Rhode Island is trying to put the brakes on a federal lawsuit brought by the trucking industry that could steer the state’s truck toll system into a ditch. The outcome could create speed bumps for transportation agencies considering deployment of innovative congestion management tools.
In 2016 the Rhode Island General Assembly passed the Rhode Island Bridge Replacement, Reconstruction, and Maintenance Fund Act of 2016 (“RhodeWorks Act”) to fill a funding gap between revenue needed to maintain the state’s bridges in sound condition and the state’s revenue sources. The RhodeWorks Act authorized the Rhode Island Department of Transportation to collect tolls exclusively from “large commercial trucks,” and expressly prohibited RIDOT from collecting similar tolls from any other type of vehicle.

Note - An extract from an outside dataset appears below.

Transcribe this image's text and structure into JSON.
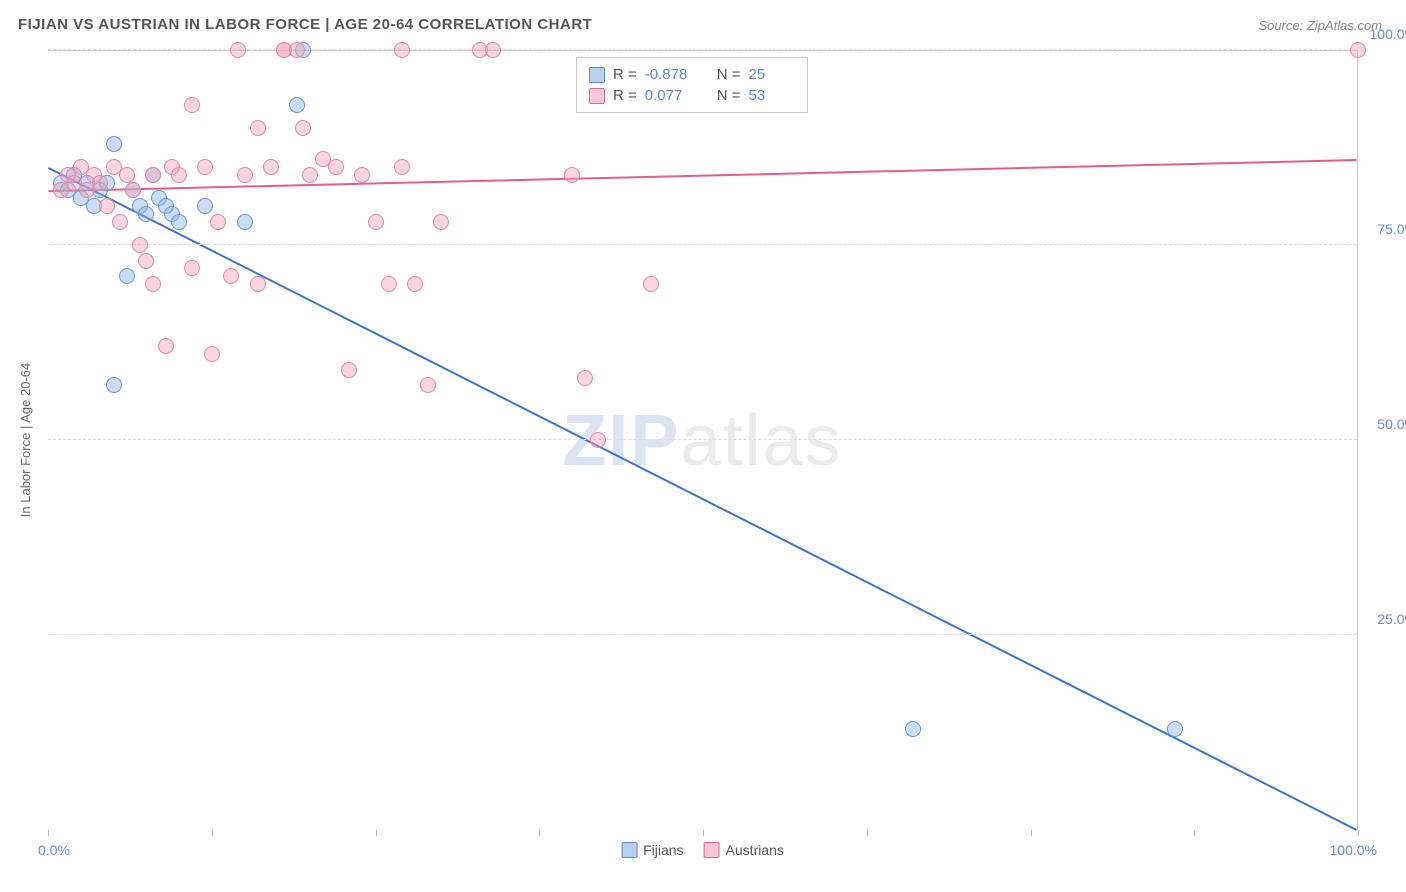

The American Trucking Association and three other plaintiffs sued in federal court, arguing that the RhodeWorks Act violates the commerce clause of the U.S. Constitution and discriminates against out-of-state trucking companies. Rhode Island argued that the toll imposed by the RhodeWorks Act is really a “tax” within the meaning of that term under the Tax Injunction Act (28 U.S.C. § 1341), which provides that “[t]he district courts shall not enjoin, suspend or restrain the assessment, levy or collection of any tax under state law where a plain, speed and efficient remedy may be had in the courts of such State.”
The district court dismissed the case, agreeing with Rhode Island and holding that the toll imposed by the RhodeWorks Act is “really a highly targeted and sophisticated tax designed to fund infrastructure maintenance and improvements that would otherwise need to be paid for by other forms of tax-generated revenue.” (American Trucking Associations, Inc. v. Alviti, C. A. No. 18-378-WES, March 19, 2019, emphasis added.) As such, the district court dismissed the case because it was without jurisdiction under the Tax Injunction Act.
The First Circuit Court of Appeals reversed the district court’s ruling, finding that the charges imposed on commercial trucks under the RhodeWorks Act were not state taxes protected under federal law from federal court review, and remanded the case to the district court. (Opinion No. 19-1316) In its opinion the Court of Appeals first explained that a “classic tax” is imposed by a legislature upon many, or all, citizens, to raise money for a general fund that is spent to benefit the entire community. A “classic regulatory fee,” on the other hand, may serve regulatory purposes directly, or may serve such purposes indirectly by, for example, raising money placed in a special fund to defray the agency’s expenses. Ultimately the Court of Appeals disagreed with the district court’s conclusion that the RhodeWorks tolls provide a “general benefit” characteristic of a “classic tax” because the bridge tolls benefited the payer in that the payment allows passage over the bridge, and the money raised is deposited into a fund used to repair wear and tear on the bridge.
On January 3, 2020, Rhode Island petitioned to have the appeal re-argued on the grounds that the judges did not apply the proper test of whether the case should be left for state courts to decide.
Transportation agencies studying the best way to manage congestion will be interested in the outcome of the Rhode Island case. The Rhode Island case has significant implications for innovative congestion management programs under consideration as possible tools to address declining gas tax revenues, such as mileage-based charges and cordon pricing. For example, whether a particular program imposes a “tax” or a “toll” can affect whether it triggers federal rules restricting the use of revenues to projects authorized under 23 U.S.C. §129. If a charge is a “tax,” how will that intersect with 23 U.S.C. §301, which provides that “[e]xcept as provided in section 129 of this title with respect to certain toll bridges and toll tunnels, all highways constructed under the provisions of this title shall be free from tolls of all kinds”? Can a charge be a “tax” for purposes of one federal law, and a “toll” for purposes of another one? Similarly, the distinction may create state law issues. For example, while a local agency may have authority under state law to impose a toll, a new tax may require voter authorization. If the Court of Appeals’ opinion in the Rhode Island case stands, its analysis will at least be a helpful guide for the drafting of legislation regarding enabling language, for such programs, the structure of the charges, and the management of the revenues.